В тот день, когда он твердо решил, какой построить матери памятник, и, лежа в постели, начал набрасывать проект, за один день создал общий облик новой Карначовки, у него даже подскочила температура. Это напугало Галину Владимировну, которая приехала навестить больного после работы. Милая и мужественная женщина! Ты очаровала меня и вернула к жизни. Но я тебя боюсь. Боюсь, потому что не уверен, что смогу дать тебе то счастье, какого ты заслуживаешь и которого тебе по-женски так хочется.

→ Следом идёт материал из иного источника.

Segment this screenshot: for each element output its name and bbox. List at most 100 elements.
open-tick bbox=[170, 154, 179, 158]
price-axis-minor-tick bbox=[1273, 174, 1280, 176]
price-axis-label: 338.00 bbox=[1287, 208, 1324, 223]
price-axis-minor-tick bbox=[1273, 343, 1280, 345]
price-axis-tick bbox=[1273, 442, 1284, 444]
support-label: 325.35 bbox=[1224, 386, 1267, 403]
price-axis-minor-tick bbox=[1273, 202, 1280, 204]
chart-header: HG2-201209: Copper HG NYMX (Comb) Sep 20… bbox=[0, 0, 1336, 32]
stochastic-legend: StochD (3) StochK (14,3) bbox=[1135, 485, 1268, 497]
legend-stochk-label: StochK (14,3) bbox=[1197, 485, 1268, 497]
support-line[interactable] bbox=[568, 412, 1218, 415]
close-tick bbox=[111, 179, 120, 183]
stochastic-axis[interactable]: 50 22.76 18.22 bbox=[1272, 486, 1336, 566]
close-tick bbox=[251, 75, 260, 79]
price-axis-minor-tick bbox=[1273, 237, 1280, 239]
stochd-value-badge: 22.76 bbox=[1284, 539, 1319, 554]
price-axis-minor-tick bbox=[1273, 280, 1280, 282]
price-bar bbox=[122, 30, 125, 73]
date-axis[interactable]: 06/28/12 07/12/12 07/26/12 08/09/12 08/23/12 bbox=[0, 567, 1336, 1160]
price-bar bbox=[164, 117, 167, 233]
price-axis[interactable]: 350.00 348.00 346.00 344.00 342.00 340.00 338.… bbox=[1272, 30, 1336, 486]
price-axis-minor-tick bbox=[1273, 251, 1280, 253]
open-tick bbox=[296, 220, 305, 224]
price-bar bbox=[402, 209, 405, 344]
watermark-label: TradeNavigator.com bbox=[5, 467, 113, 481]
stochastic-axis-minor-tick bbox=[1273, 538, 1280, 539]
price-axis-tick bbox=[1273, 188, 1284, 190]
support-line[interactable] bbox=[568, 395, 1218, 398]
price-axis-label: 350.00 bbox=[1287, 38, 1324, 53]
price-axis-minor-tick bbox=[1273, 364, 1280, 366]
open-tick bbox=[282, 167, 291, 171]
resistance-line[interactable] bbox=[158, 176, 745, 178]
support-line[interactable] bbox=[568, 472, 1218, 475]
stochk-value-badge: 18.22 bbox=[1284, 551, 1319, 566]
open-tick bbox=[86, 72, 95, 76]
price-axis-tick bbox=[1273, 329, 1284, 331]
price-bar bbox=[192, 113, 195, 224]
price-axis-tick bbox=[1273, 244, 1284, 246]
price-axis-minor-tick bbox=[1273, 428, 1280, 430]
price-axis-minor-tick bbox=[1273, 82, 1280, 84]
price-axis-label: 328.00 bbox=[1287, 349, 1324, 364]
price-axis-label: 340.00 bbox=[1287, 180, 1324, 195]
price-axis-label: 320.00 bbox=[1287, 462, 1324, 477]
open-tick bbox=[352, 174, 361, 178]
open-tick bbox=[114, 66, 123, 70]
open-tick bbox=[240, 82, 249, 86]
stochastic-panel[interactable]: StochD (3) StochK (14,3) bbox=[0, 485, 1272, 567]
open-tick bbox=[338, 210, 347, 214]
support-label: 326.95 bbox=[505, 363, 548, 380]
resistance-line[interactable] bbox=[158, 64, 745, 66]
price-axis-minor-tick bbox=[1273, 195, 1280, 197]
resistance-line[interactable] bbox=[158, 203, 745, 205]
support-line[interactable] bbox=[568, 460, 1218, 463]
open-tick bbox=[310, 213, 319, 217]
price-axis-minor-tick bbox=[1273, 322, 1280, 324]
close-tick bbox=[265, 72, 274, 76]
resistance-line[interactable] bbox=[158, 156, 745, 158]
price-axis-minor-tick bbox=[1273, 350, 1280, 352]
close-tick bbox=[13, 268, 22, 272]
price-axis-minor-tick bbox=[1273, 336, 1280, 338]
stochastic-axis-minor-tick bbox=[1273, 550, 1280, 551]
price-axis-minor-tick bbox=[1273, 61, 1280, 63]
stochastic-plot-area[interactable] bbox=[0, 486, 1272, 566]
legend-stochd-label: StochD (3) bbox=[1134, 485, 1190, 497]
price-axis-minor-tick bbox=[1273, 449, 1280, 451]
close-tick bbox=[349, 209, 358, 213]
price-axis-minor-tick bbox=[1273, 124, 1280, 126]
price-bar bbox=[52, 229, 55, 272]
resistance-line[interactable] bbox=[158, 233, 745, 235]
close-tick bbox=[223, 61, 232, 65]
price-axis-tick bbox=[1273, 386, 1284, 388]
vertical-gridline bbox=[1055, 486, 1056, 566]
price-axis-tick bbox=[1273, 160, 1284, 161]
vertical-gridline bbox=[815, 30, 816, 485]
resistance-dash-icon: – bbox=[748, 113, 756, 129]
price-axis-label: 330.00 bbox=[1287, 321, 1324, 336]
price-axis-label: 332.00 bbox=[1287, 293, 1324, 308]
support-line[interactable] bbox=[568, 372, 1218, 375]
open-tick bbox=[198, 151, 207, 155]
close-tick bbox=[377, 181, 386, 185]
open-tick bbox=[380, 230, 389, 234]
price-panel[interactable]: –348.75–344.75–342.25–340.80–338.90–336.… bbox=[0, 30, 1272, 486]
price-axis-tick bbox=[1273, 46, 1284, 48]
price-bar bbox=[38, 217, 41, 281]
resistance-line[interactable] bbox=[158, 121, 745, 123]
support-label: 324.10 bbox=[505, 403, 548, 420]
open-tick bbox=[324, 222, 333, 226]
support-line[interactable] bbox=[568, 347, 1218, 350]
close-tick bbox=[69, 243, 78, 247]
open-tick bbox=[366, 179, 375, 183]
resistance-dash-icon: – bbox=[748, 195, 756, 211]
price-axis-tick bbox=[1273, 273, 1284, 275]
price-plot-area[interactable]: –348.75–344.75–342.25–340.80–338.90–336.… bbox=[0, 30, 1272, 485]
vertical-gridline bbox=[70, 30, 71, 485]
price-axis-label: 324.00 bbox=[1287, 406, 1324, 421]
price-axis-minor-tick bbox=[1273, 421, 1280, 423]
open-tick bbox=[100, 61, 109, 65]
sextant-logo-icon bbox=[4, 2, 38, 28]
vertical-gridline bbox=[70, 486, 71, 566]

Галина — единственное, что тревожило в последние две недели. А больше ничего, потому что все осталось позади, за высоким и трудным перевалом. Впереди солнечная долина, и там величайшая и не имеющая конца радость — работа, которую он любит, которой посвятил жизнь.
Сосновский крикнул снизу:
— Есть тут живая душа?
— Есть! Милости прошу.
— Где ты там? На небеси?
Поднимался по крутой и узкой лестнице тяжело, даже бренчали стекла в легкотипной мансарде. Ворчал что-то. Остановился, явно пораженный необыкновенной комнатой, залитой вечерним солнцем, засыпанной мелкой стружкой, с листами проектов на столе, на стене, на рамах, на стульях и даже на полу. А может быть, и хозяин его поразил, который в ожидании гостя стоял возле витража. Максим отрастил бороду, густую и черную. С такой бородой, в парусиновой робе и в сапогах, он являл собой классический образ цыгана. В руке резец, как нож. Только кнута не хватало.
Оглядев мансарду с неподдельным удивлением, Сосновский посмотрел на хозяина с веселой, доброй улыбкой.